Il ne manqua pas d’interroger son père à ce sujet lors d’un de ses nombreux retours au foyer. Celui-ci lui annonça qu’il avait rencontré des usurpateurs. « Ceux-ci ne sont pas de vrais chevaliers, lui expliqua-t-il, même s’ils sont plus élevés en nombre que nous. Ils se réunissent en confréries, définissent des codes d’honneur, obtiennent l’aval du pape ou du roi, et utilisent leurs lois pour justifier toutes les destructions dans lesquelles ils se complaisent. Le problème principal, mon fils, est qu’ils croient à la justesse de leur cause. »

 

« Mais alors, où se trouvent les vrais chevaliers ? » demanda le jeune homme ignorant encore que le vrai chevalier se trouvait en lui, et nulle part ailleurs. Son père ne répondit pas, laissant la question ouverte.
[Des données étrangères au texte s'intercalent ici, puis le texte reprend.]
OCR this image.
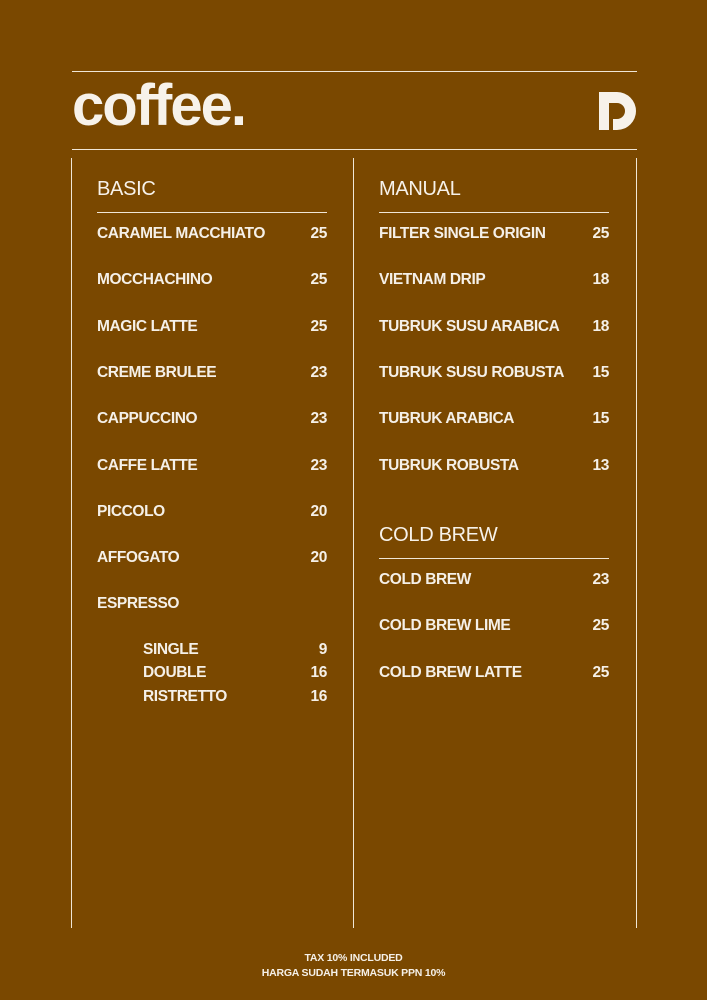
coffee.
BASIC
CARAMEL MACCHIATO	25
MOCCHACHINO	25
MAGIC LATTE	25
CREME BRULEE	23
CAPPUCCINO	23
CAFFE LATTE	23
PICCOLO	20
AFFOGATO	20
ESPRESSO
SINGLE	9
DOUBLE	16
RISTRETTO	16
MANUAL
FILTER SINGLE ORIGIN	25
VIETNAM DRIP	18
TUBRUK SUSU ARABICA 18
TUBRUK SUSU ROBUSTA 15
TUBRUK ARABICA	15
TUBRUK ROBUSTA	13
COLD BREW
COLD BREW	23
COLD BREW LIME	25
COLD BREW LATTE	25
TAX 10% INCLUDED
HARGA SUDAH TERMASUK PPN 10%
Une réponse, quelle qu’elle fut, aurait refermé la porte que le jeune chevalier venait d’ouvrir.

 

Où se trouvent les vrais chevaliers ? Assis sous son arbre, le jeune homme devenu un bel adulte se remémore l’absence de réponse de son père. Le silence du père peut, décidément, être aussi formateur que ses explications. Le fils avait entre-temps trouvé la réponse, et en même temps il ne l’avait pas trouvée. Il avait passé quelques années à découvrir ce qu’est, et ce que n’est pas, un chevalier. Il savait désormais ce qu’était un vrai chevalier. Il n’avait plus aucun doute, aucun questionnement à ce sujet. Cette question non posée avait trouvé sa réponse toute seule. Il lui avait suffit d’être à tout moment intègre, honnête et en accord avec lui-même. La question « Où se trouvent les vrais chevaliers ? » avait également perdu de son importance. Après tout, peu importe qu’il rencontre d’autres vrais chevaliers ou non, du moment qu’il remplisse lui-même pleinement sa mission. Il se rendit compte que ses souvenirs d’enfance le ramenaient avec plus d’acuité à son questionnement du jour : « Où est mon cheval ? »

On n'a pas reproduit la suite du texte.